From healthcare to transportation, AI is rapidly moving from labs to our daily lives. In 2023, the US Food and Drug Administration approved only 6 to 223 AI-enabled medical devices in 2015.
On the roads, self-driving cars are no longer experimental. for example, WaymoI take regularly while I live in San Francisco, one of the largest operators in the United States, offering over 150,000 autonomous vehicles every week, but the affordable price of Baidu Apollo Go Robotaxi There is a fleet that serves many cities across China.
Business use of AI has increased significantly after stagnating from 2017 to 2023. Latest McKinsey Report 78% of respondents surveyed revealed that organizations are beginning to use AI in at least one business feature, showing a significant increase from 55% in 2023.
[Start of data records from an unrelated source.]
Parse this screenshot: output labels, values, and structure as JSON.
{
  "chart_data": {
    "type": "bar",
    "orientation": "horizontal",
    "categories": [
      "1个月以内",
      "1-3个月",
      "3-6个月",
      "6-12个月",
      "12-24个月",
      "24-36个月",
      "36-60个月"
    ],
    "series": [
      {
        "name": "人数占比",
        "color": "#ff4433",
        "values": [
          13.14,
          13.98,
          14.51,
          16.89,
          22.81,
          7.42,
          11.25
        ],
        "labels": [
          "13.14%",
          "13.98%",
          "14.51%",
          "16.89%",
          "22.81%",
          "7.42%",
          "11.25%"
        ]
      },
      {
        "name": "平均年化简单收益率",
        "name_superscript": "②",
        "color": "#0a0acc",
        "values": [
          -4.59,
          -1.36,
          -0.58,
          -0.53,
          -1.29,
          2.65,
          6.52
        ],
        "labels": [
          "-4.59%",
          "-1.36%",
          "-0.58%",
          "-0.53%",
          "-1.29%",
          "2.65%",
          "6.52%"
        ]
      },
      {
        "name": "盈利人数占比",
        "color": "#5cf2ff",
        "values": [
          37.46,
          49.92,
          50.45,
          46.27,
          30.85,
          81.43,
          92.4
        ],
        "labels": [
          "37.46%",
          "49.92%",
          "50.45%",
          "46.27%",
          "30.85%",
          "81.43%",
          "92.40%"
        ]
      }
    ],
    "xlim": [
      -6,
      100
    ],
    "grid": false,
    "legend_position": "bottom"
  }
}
Driven by increasingly capable small-scale models, the inference costs for systems running at the level of (GPT 3.5) between November 2022 and October 2024 have been reduced by more than 280 times. Hardware costs have decreased by 30% each year, while energy efficiency has increased by 40% each year.
Openweight models also close the gap in closed models, with performance (gap) dropping from 8% to just 1.7% in some benchmarks over the course of a year. Together, these trends are rapidly decreasing barriers to advanced AI.
However, even with lower inference and hardware costs, training costs remain out of reach of academia and most small players. Almost 90% of the prominent AI models in 2024 came from industries that are rising from 60% in 2023. Also, academia remains the top source of highly cited research, but at this point it is struggling to advance at the frontier level.
The model scale continues to grow rapidly. Training doubles every five months, datasets doubles every eight months, and power usage doubles every year. However, the performance gap has been narrowing. The difference between the top-ranked model and the 10th place score has fallen from 11.9% to 5.4% annually, with the top two models being separated by just 0.7%. Frontiers are increasingly competitive and more crowded.
In recent years, AI models have converged in performance on the frontier, with multiple providers offering highly capable models. This shows the shift from the second half of 2022, when it was seen as a breakthrough in public consciousness, from the launch of ChatGpt, which is considered a breakthrough in AI.
One of the most important things to note is that it costs Google $930 to train in 2017. This is the GPT T.
Last year’s AI Index was one of the first publications to highlight the lack of standard benchmarks for AI safety and responsibility assessment. The Index also analyzes global public opinion. If you are from a non-Western industrialized country, you are more likely to be seen aggressively than you are actively looking at AI. China has a positive view of 83%, Indonesia 80%, and Thailand 77%. Meanwhile, Canada has 40%, the US has 39%, and the Netherlands has 36%.
We conclude the geopolitical situation. The US remains at its AI lead, followed by China in close proximity. but, This gap is tightened. My intention is not to exacerbate the idea of the AI weapons race between China and the US, but to highlight it. Various approaches Among the most advanced frontier AI model developers.
Over the past few years, the US has relied on several unique model providers. Meanwhile, China is investing heavily in its talent base and, more importantly, its open source environment. If this trend continues and I appear next year, then at this rate, China will outperform the US in terms of model performance.